La sua capacità di incanalare – anche se in maniera cervellotica e a tratti pessimista – tutte le esperienze, ne ha fatto un uomo e l’ha fatto crescere, non solo a tennis, senza che nessuna ruggine di ciò che ha dovuto sopportare l’abbia potuto intaccare. Evidentemente si tratta d’acciaio.

A parlar di quella cena, al porto di Capo d’Orlando, anzi a raccontarla è il “maestro” Carmelo Arasi. Lui la racconta in un appassionato post sulla sua pagina social.

La racconta da ragazzo che guardava prima giocare un “adulto” e che oggi l’avrebbe appellato, con rispetto, “coach” perchè lui – il Fonti – non solo giocava a tennis ma era colui che portava l’innovazione in campo insieme alle migliori racchette, quelle viste mentre “studiava” in tv gli incontri.

Era quello che già parlava di tecnica e di tattica, che raccontava a tanti di Rod Laver, del grande Roger Federer, che sapeva delle percentuale di vittorie di Rafael Nadal e dei record di Jimmy Connors.

Fonti sapeva stupire quando parlava “del Messia” Bjorn Borg, o della “minor competitività” di Andre Agassi o quando metteva in fila altri fenomeni come Boris Becker, Stefan Edberg e Mats Wilander e Bill Tilden.

Ma lui già sapeva anche di fisica applicata al gioco, della rotazione della spalla, che comprendeva anche il ruolo di una scarpa da tennis ben strutturata a seconda del terreno dove si giocava, di geometrie e di aspetto mentale. Per certi verso un precursore.

Leggeva ed approfondiva le sue teorie con l’avallo delle prime riviste specializzate che acquistava nelle fornitissime edicole della stazione di Messina, dove studiava.

Erano i numeri patinati de Il Tennista, MatchBall e Tennis Italiano che diventavano poi rara merce di scambio, in quello che ancora non era un vero e proprio Circolo del Tennis.

Fu il primo ad analizzare le incordature, le tensioni e le racchette che passavano dal legno (non amato mai abbastanza) all’alluminio con i primi racchettoni, e poi all’amata grafite. Dalle sue mani sono passate tutte le più celeberrime marche e i più blasonati modelli di racchette.

Come dimenticare – scrive Carmelo Arasi –  il racchettone Fila “Mirage” o la Dunlop max 200g, la Puma Becker, con quel manico che si allungava e si accorciava in base alla sensazione del momento,la Prince Graphite e la Magnesium Pro, la Rossignol F200/250 e 300…,le Head Spector e Director (per la verità apprezzata ma mai acquistata perché già la usava l’amico Rocco Decimo..), la Prestige e la Graphite Pro, la Confort Edge… l’Adidas Ivan Lendl.

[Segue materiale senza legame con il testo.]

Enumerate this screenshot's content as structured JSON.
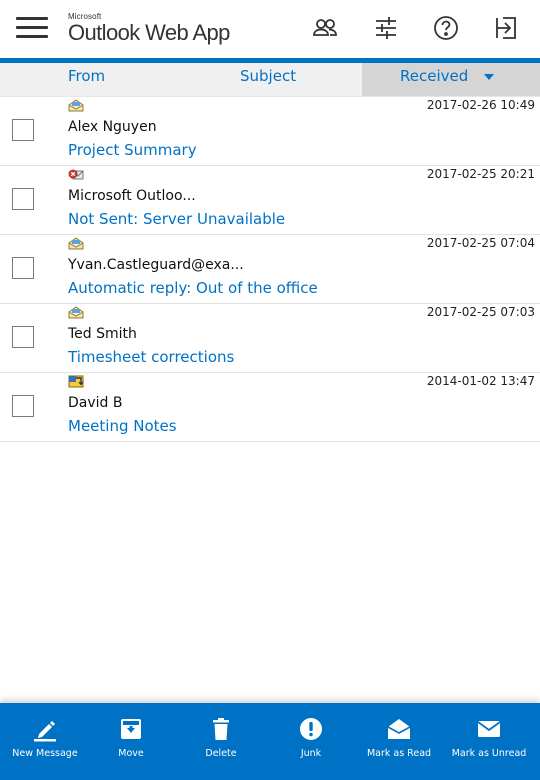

Fonti amava stupire tutti, investendo autentici patrimoni di “vil denaro”, scendendo in campo – tra i primi in provincia – anche con le mitiche Donnay Apollo e Athena, con quei pesi dentro il manico che continuamente venivano cambiati per cercare il giusto equilibrio… con buona pace dell’avversario che doveva attendere.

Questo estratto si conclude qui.